Sobre o visual da trama, até que tivemos um cenário bem trabalhado dentro da computação para criar o outro plano e com características que até poderiam ter sido mais desenvolvidas para agradar mais, afinal elementos cênicos não faltariam, mas foi usado apenas para dar a transformação nos jovens, e assim o outro lado ficou apenas como uma locação desértica bem feita. Já nos laboratórios gastaram bastante em elementos para criar algo bem bonito e cheio de visual, afinal a ideia original era que o longa fosse em 3D, e tendo muita coisa para ajudar na perspectiva talvez funcionaria, mas como acabaram abandonando a ideia no meio do caminho da conversão, ao menos não gastamos tanto com o que foi feito. Outro problema que certamente serviu de motivo para o cancelamento do 3D, é que o filme possui muita cor verde em cima dos tons cinzas e isso na conversão iria dar uma dor de cabeça monstruosa tanto na equipe de efeitos, quanto nos espectadores, então a fotografia trabalhou até que bem para o brilho agradar, mas não pensaram na pós-produção, ou seja, também uma área que ficou bagunçada. Agora se temos de falar algo que funcionou bem e agradou, isso certamente ficou a cargo da equipe de efeitos especiais, pois diferente do artificial de muitos filmes, aqui eles fluíram bem e chamaram atenção sempre que estavam presentes, e isso agrada e convence de maneira que o Coisa e o Tocha sempre que estão em cena acabam tendo um bom destaque.

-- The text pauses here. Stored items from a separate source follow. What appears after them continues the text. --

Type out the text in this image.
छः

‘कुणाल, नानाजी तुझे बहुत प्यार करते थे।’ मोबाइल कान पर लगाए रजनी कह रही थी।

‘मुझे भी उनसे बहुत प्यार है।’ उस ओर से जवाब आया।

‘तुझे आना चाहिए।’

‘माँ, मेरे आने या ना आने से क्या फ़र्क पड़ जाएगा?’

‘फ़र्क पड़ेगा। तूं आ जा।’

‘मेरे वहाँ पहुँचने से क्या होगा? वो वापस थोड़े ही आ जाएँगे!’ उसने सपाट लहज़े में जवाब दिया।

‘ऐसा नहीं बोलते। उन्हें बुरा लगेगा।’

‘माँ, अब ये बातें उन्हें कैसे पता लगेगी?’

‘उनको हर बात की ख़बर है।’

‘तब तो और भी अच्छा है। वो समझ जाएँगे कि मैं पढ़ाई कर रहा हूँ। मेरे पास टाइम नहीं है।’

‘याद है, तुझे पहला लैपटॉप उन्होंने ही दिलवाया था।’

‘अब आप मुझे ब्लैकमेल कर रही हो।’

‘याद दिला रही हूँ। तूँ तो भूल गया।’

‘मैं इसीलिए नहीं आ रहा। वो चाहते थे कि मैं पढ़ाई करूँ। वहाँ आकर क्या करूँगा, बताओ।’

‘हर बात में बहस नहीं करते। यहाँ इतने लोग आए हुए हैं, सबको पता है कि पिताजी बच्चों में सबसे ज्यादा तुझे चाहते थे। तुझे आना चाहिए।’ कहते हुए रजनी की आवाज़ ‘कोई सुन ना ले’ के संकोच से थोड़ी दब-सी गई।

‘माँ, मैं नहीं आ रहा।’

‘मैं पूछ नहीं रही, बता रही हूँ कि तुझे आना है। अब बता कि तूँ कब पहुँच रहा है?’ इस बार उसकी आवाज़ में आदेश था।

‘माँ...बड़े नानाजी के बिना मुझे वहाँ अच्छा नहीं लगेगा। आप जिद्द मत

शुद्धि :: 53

Enfim, poderia falar muito mais sobre os diversos defeitos do longa, e reclamar de muita coisa, mas como sei que muitos ainda irão arriscar alguns reais pagando para ver, deixo que depois venham reclamar mais nos comentários para discutirmos o absurdo técnico desse filme. Claro que não tinha nenhuma expectativa para que o filme fosse bom, mas também não fui com pedras para tacar na sessão, mas a vontade que dá é pedir que tirem rapidamente de cartaz para não roubar tantas pessoas. Bem é isso pessoal, não recomendo o filme para ninguém, mas sei que muitos irão, então apenas deixo a mensagem que começou os créditos podem fugir, pois mesmo sendo da Marvel, o longa não possui nenhuma cena pós-crédito. Fico por aqui hoje, mas volto em breve com mais algum longa dessa semana recheada de estreias, então abraços e até breve.